Original Japanese title(s): 米澤穂信 『氷菓』


  1. I saw the anime. It was in 2 parts. It was excellent.

    1. The reputation of the anime is really good, isn't it? I have seen tons of people who usually don't watch mystery series go out and get the BD releases, so it appears it really has a wide appeal >_>

  2. Unless they get themselves involved in swimming, Kyoto Animation usually comes through.

  3. I watched the Hyouka anime a while ago, and... I thought it was underwhelming. Of course, I'm a sucker for the over-the-top grandiose Kindaichi Shonen-esque impossible themed serial murder mysteries, so it might not be so surprising that I wasn't as interested by the subdued mysterious events within everyday life.

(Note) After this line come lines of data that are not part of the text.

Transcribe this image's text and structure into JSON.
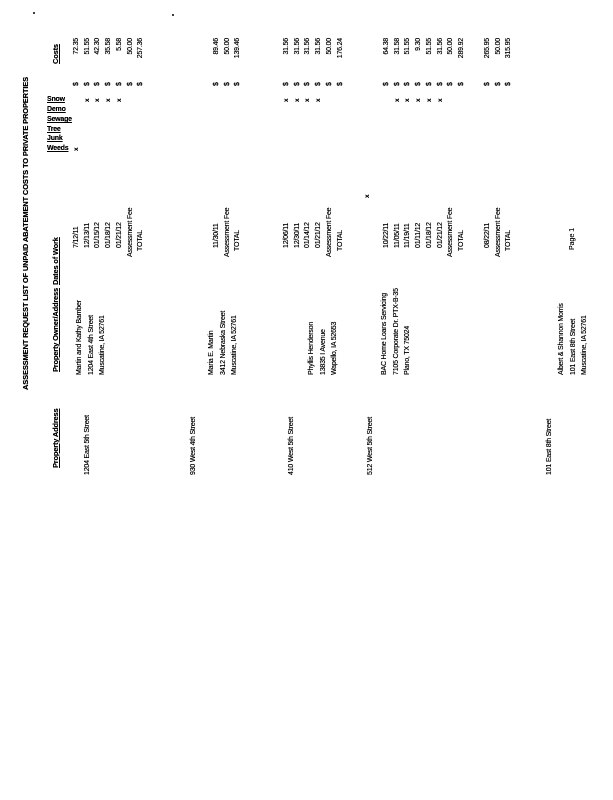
{
  "document": {
    "title": "ASSESSMENT REQUEST LIST OF UNPAID ABATEMENT COSTS TO PRIVATE PROPERTIES",
    "footer": "Page 1"
  },
  "table": {
    "headers": {
      "property_address": "Property Address",
      "owner": "Property Owner/Address",
      "dates_of_work": "Dates of Work",
      "costs": "Costs",
      "categories": [
        "Weeds",
        "Junk",
        "Tree",
        "Sewage",
        "Demo",
        "Snow"
      ]
    },
    "currency_symbol": "$",
    "fee_label": "Assessment Fee",
    "total_label": "TOTAL",
    "mark_symbol": "x",
    "stray_mark": "x",
    "blocks": [
      {
        "property_address": "1204 East 5th Street",
        "owner_lines": [
          "Martin and Kathy Bamber",
          "1204 East 4th Street",
          "Muscatine, IA 52761"
        ],
        "work_rows": [
          {
            "date": "7/12/11",
            "marks": [
              0
            ],
            "amount": "72.35"
          },
          {
            "date": "12/13/11",
            "marks": [
              5
            ],
            "amount": "51.55"
          },
          {
            "date": "01/15/12",
            "marks": [
              5
            ],
            "amount": "42.30"
          },
          {
            "date": "01/18/12",
            "marks": [
              5
            ],
            "amount": "35.58"
          },
          {
            "date": "01/21/12",
            "marks": [
              5
            ],
            "amount": "5.58"
          }
        ],
        "assessment_fee": "50.00",
        "total": "257.36"
      },
      {
        "property_address": "930 West 4th Street",
        "owner_lines": [
          "Maria E. Martin",
          "3412 Nebraska Street",
          "Muscatine, IA 52761"
        ],
        "work_rows": [
          {
            "date": "11/30/11",
            "marks": [],
            "amount": "89.46"
          }
        ],
        "assessment_fee": "50.00",
        "total": "139.46"
      },
      {
        "property_address": "410 West 5th Street",
        "owner_lines": [
          "Phyllis Henderson",
          "13835 I Avenue",
          "Wapello, IA 52653"
        ],
        "work_rows": [
          {
            "date": "12/06/11",
            "marks": [
              5
            ],
            "amount": "31.56"
          },
          {
            "date": "12/30/11",
            "marks": [
              5
            ],
            "amount": "31.56"
          },
          {
            "date": "01/14/12",
            "marks": [
              5
            ],
            "amount": "31.56"
          },
          {
            "date": "01/21/12",
            "marks": [
              5
            ],
            "amount": "31.56"
          }
        ],
        "assessment_fee": "50.00",
        "total": "176.24"
      },
      {
        "property_address": "512 West 5th Street",
        "owner_lines": [
          "BAC Home Loans Servicing",
          "7105 Corporate Dr. PTX-B-35",
          "Plano, TX 75024"
        ],
        "work_rows": [
          {
            "date": "10/22/11",
            "marks": [],
            "amount": "64.38"
          },
          {
            "date": "11/05/11",
            "marks": [
              5
            ],
            "amount": "31.58"
          },
          {
            "date": "11/19/11",
            "marks": [
              5
            ],
            "amount": "51.55"
          },
          {
            "date": "01/11/12",
            "marks": [
              5
            ],
            "amount": "9.30"
          },
          {
            "date": "01/18/12",
            "marks": [
              5
            ],
            "amount": "51.55"
          },
          {
            "date": "01/21/12",
            "marks": [
              5
            ],
            "amount": "31.56"
          }
        ],
        "assessment_fee": "50.00",
        "total": "289.92"
      },
      {
        "property_address": "101 East 8th Street",
        "owner_lines": [
          "Albert & Shannon Morris",
          "101 East 8th Street",
          "Muscatine, IA 52761"
        ],
        "work_rows": [
          {
            "date": "08/22/11",
            "marks": [],
            "amount": "265.95"
          }
        ],
        "assessment_fee": "50.00",
        "total": "315.95"
      }
    ]
  }
}
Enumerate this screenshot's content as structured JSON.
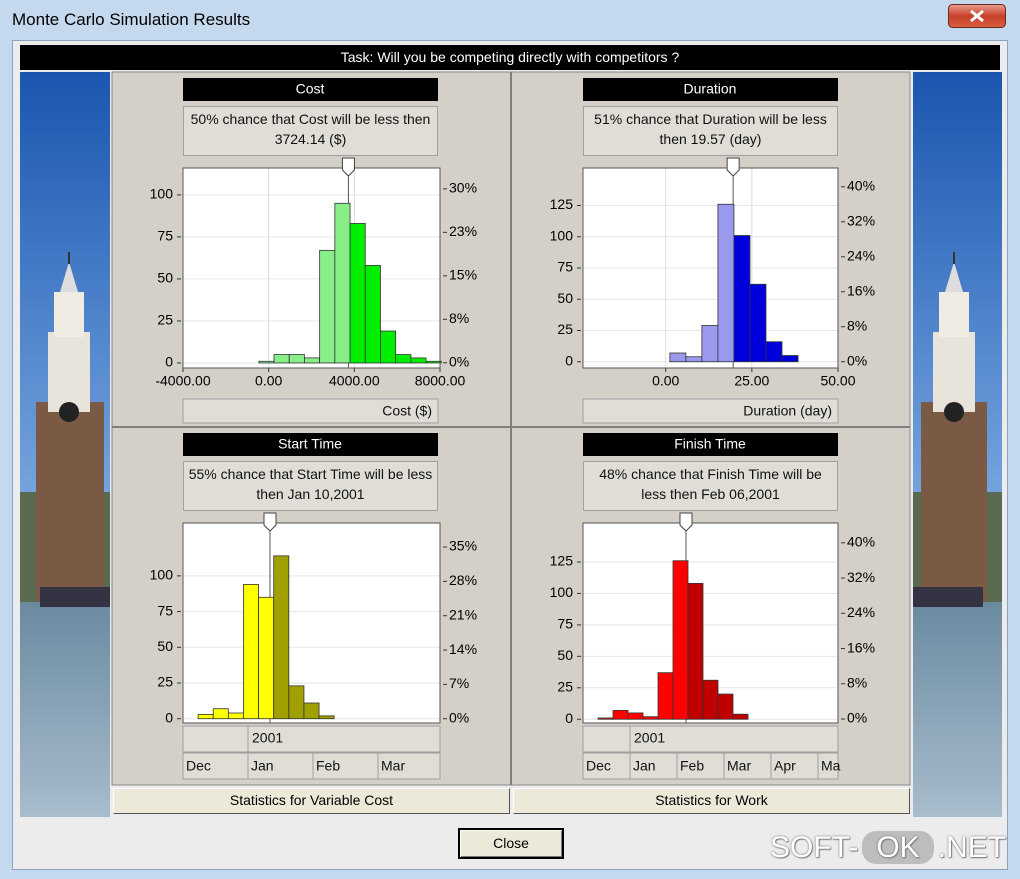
{
  "window": {
    "title": "Monte Carlo Simulation Results"
  },
  "task": "Task: Will you be competing directly with competitors ?",
  "chart_data": [
    {
      "type": "histogram",
      "title": "Cost",
      "note": "50% chance that Cost will be less then 3724.14 ($)",
      "x_label": "Cost ($)",
      "bins": [
        -460,
        250,
        960,
        1670,
        2380,
        3090,
        3800,
        4510,
        5220,
        5930,
        6640,
        7350,
        8060
      ],
      "values": [
        1,
        5,
        5,
        3,
        67,
        95,
        83,
        58,
        19,
        5,
        3,
        1
      ],
      "colors": [
        "#88ee88",
        "#88ee88",
        "#88ee88",
        "#88ee88",
        "#88ee88",
        "#88ee88",
        "#00ee00",
        "#00ee00",
        "#00ee00",
        "#00ee00",
        "#00ee00",
        "#00ee00"
      ],
      "marker": 3724.14,
      "xlim": [
        -4000,
        8000
      ],
      "xticks": [
        {
          "value": -4000,
          "label": "-4000.00"
        },
        {
          "value": 0,
          "label": "0.00"
        },
        {
          "value": 4000,
          "label": "4000.00"
        },
        {
          "value": 8000,
          "label": "8000.00"
        }
      ],
      "ylim": [
        -3,
        116
      ],
      "yticks": [
        0,
        25,
        50,
        75,
        100
      ],
      "y2lim": [
        -0.9,
        33.6
      ],
      "y2ticks": [
        {
          "value": 0,
          "label": "0%"
        },
        {
          "value": 7.5,
          "label": "8%"
        },
        {
          "value": 15,
          "label": "15%"
        },
        {
          "value": 22.5,
          "label": "23%"
        },
        {
          "value": 30,
          "label": "30%"
        }
      ],
      "grid": true
    },
    {
      "type": "histogram",
      "title": "Duration",
      "note": "51% chance that Duration will be less then 19.57 (day)",
      "x_label": "Duration (day)",
      "bins": [
        1.2,
        5.85,
        10.5,
        15.15,
        19.8,
        24.45,
        29.1,
        33.75,
        38.4
      ],
      "values": [
        7,
        4,
        29,
        126,
        101,
        62,
        16,
        5
      ],
      "colors": [
        "#9999ee",
        "#9999ee",
        "#9999ee",
        "#9999ee",
        "#0000dd",
        "#0000dd",
        "#0000dd",
        "#0000dd"
      ],
      "marker": 19.57,
      "xlim": [
        -24,
        50
      ],
      "xticks": [
        {
          "value": 0,
          "label": "0.00"
        },
        {
          "value": 25,
          "label": "25.00"
        },
        {
          "value": 50,
          "label": "50.00"
        }
      ],
      "ylim": [
        -5,
        155
      ],
      "yticks": [
        0,
        25,
        50,
        75,
        100,
        125
      ],
      "y2lim": [
        -1.43,
        44.3
      ],
      "y2ticks": [
        {
          "value": 0,
          "label": "0%"
        },
        {
          "value": 8,
          "label": "8%"
        },
        {
          "value": 16,
          "label": "16%"
        },
        {
          "value": 24,
          "label": "24%"
        },
        {
          "value": 32,
          "label": "32%"
        },
        {
          "value": 40,
          "label": "40%"
        }
      ],
      "grid": true
    },
    {
      "type": "bar",
      "title": "Start Time",
      "note": "55% chance that Start Time will be less then Jan 10,2001",
      "categories": [
        null,
        null,
        null,
        null,
        null,
        null,
        null,
        null,
        null,
        null,
        null,
        null,
        null,
        null,
        null,
        null,
        null
      ],
      "values": [
        0,
        3,
        7,
        4,
        94,
        85,
        114,
        23,
        11,
        2,
        0,
        0,
        0,
        0,
        0,
        0,
        0
      ],
      "colors": [
        "#ffff00",
        "#ffff00",
        "#ffff00",
        "#ffff00",
        "#ffff00",
        "#ffff00",
        "#a0a000",
        "#a0a000",
        "#a0a000",
        "#a0a000",
        "#a0a000",
        "#a0a000",
        "#a0a000",
        "#a0a000",
        "#a0a000",
        "#a0a000",
        "#a0a000"
      ],
      "year_label": "2001",
      "months": [
        "Dec",
        "Jan",
        "Feb",
        "Mar"
      ],
      "ylim": [
        -3,
        137
      ],
      "yticks": [
        0,
        25,
        50,
        75,
        100
      ],
      "y2lim": [
        -0.87,
        39.9
      ],
      "y2ticks": [
        {
          "value": 0,
          "label": "0%"
        },
        {
          "value": 7,
          "label": "7%"
        },
        {
          "value": 14,
          "label": "14%"
        },
        {
          "value": 21,
          "label": "21%"
        },
        {
          "value": 28,
          "label": "28%"
        },
        {
          "value": 35,
          "label": "35%"
        }
      ],
      "grid": true
    },
    {
      "type": "bar",
      "title": "Finish Time",
      "note": "48% chance that Finish Time will be less then Feb 06,2001",
      "categories": [
        null,
        null,
        null,
        null,
        null,
        null,
        null,
        null,
        null,
        null,
        null,
        null,
        null,
        null,
        null,
        null,
        null
      ],
      "values": [
        0,
        1,
        7,
        5,
        2,
        37,
        126,
        108,
        31,
        20,
        4,
        0,
        0,
        0,
        0,
        0,
        0
      ],
      "colors": [
        "#ff0000",
        "#ff0000",
        "#ff0000",
        "#ff0000",
        "#ff0000",
        "#ff0000",
        "#ff0000",
        "#c00000",
        "#c00000",
        "#c00000",
        "#c00000",
        "#c00000",
        "#c00000",
        "#c00000",
        "#c00000",
        "#c00000",
        "#c00000"
      ],
      "year_label": "2001",
      "months": [
        "Dec",
        "Jan",
        "Feb",
        "Mar",
        "Apr",
        "Ma"
      ],
      "ylim": [
        -3,
        156
      ],
      "yticks": [
        0,
        25,
        50,
        75,
        100,
        125
      ],
      "y2lim": [
        -0.9,
        44.5
      ],
      "y2ticks": [
        {
          "value": 0,
          "label": "0%"
        },
        {
          "value": 8,
          "label": "8%"
        },
        {
          "value": 16,
          "label": "16%"
        },
        {
          "value": 24,
          "label": "24%"
        },
        {
          "value": 32,
          "label": "32%"
        },
        {
          "value": 40,
          "label": "40%"
        }
      ],
      "grid": true
    }
  ],
  "buttons": [
    "Statistics for Variable Cost",
    "Statistics for Work",
    "Close"
  ],
  "watermark": {
    "left": "SOFT-",
    "badge": "OK",
    "right": ".NET"
  }
}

    I didn't like how the main mystery was propelled by Eru just forgetting what she wanted. And then it was underwhelming when Oreki finished his deductions and she went "Oh I *just* remembered it all!" because it made the entire process of investigating feel pointless. That was just the anime, so I don't know how the book handled it.

    That being said, I really liked the Student Film arc, which it doesn't sound like was included in this first book, so... there's that to look forward to! The second opening to the anime is also one of my favorites of all time (not because the song is particularly great, but because I think the opening perfectly captures the essence of the show in a way that few openings/endings do.)

    1. I don't mind the "oh, now I remember" thing less in these kinds of everyday life mysteries, as it does happen in everyday life :P Of course, that doesn't mean the core mystery doesn't need to be alluring in some kind of way.

      The film club story is from the second volume, and I already read it. Review coming up in... *checks schedule* two weeks? Spoilers: it was awesome.